The report noted that lack of law enforcement, lack of secure tenure or strong communal land rights, poor implementation and compliance monitoring encourages the private sector to carry out unjust practices with impunity.
“Administrative control or supervision of mining companies must not be just for formality, but put in practice. Compliance with the Constitutional provision on the prohibition of arbitrary evictions of people from their homes without a court order must always be upheld by the courts and implemented by Government officials.”
The consortium reiterated that community consultations and approvals should be done prior to displacement so that affected communities can give informed consent.

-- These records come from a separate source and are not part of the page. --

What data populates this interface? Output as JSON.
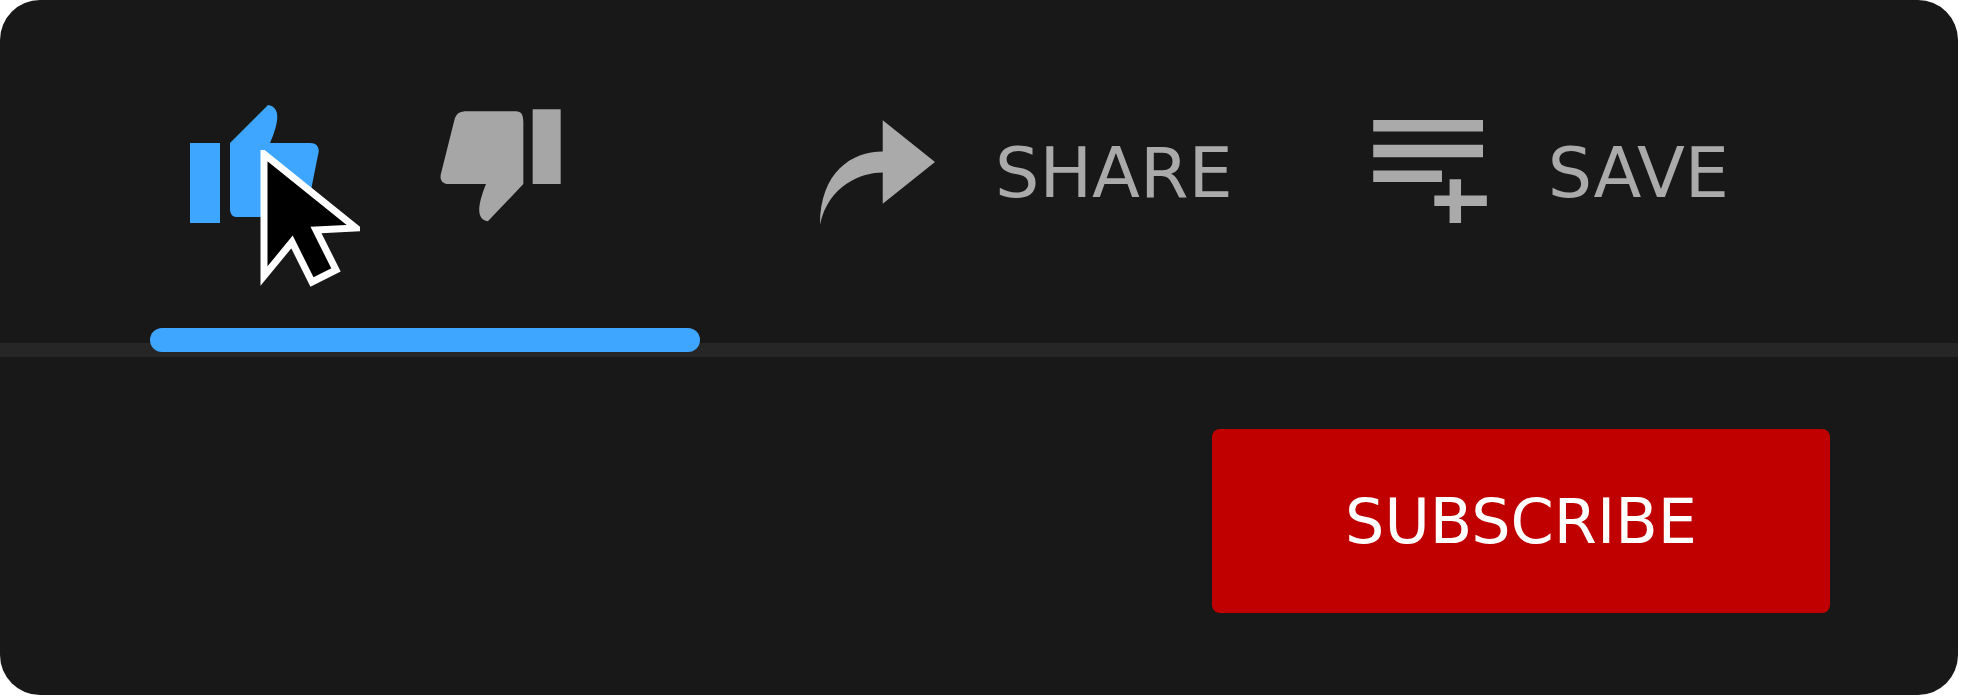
{
  "actions": [
    {
      "kind": "like",
      "selected": true
    },
    {
      "kind": "dislike",
      "selected": false
    },
    {
      "kind": "share",
      "label": "SHARE"
    },
    {
      "kind": "save",
      "label": "SAVE"
    }
  ],
  "subscribe": {
    "label": "SUBSCRIBE"
  }
}
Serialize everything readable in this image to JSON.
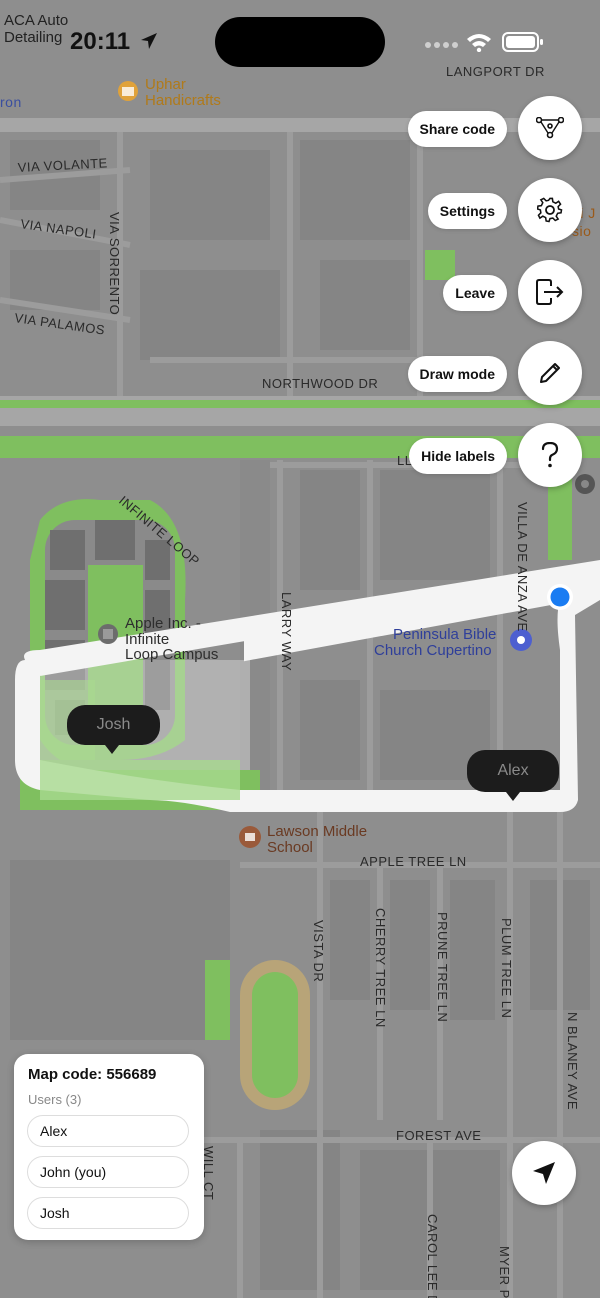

“Communities should decide what they want, and community consent can only be achieved under circumstances of full disclosure and protection of the ‘right to know’. The displacement process must be transparent and all information fully disclosed to the affected parties for them to make an informed decision. Communities can make informed decisions when they have access to information on proposed relocations,” read the report.
“There also should be inclusive, independent, and consultative assessments done to identify risks and include identification of the risk exposure for vulnerable groups more likely to suffer disproportionately from the displacement. They must also have a gendered analysis.”
The consortium emphasised that displacements must have a commitment to prompt, fair, and adequate compensation, or rebuilding of lost assets, particularly infrastructure such as housing or lost public facilities at the new location.
“Displacement plans must be fully implemented and in a proper manner. Mining companies must bear the costs of displacement and must not transfer costs onto the displaced people. The place of relocation must have adequate facilities and services for the people,” read the report.
“A framework must be put in place to ensure the displaced communities share in a project’s benefits. The approach for benefit sharing may include project equity, benefit-sharing arrangements, educational investments for the community, development of micro-enterprises, or social grants.”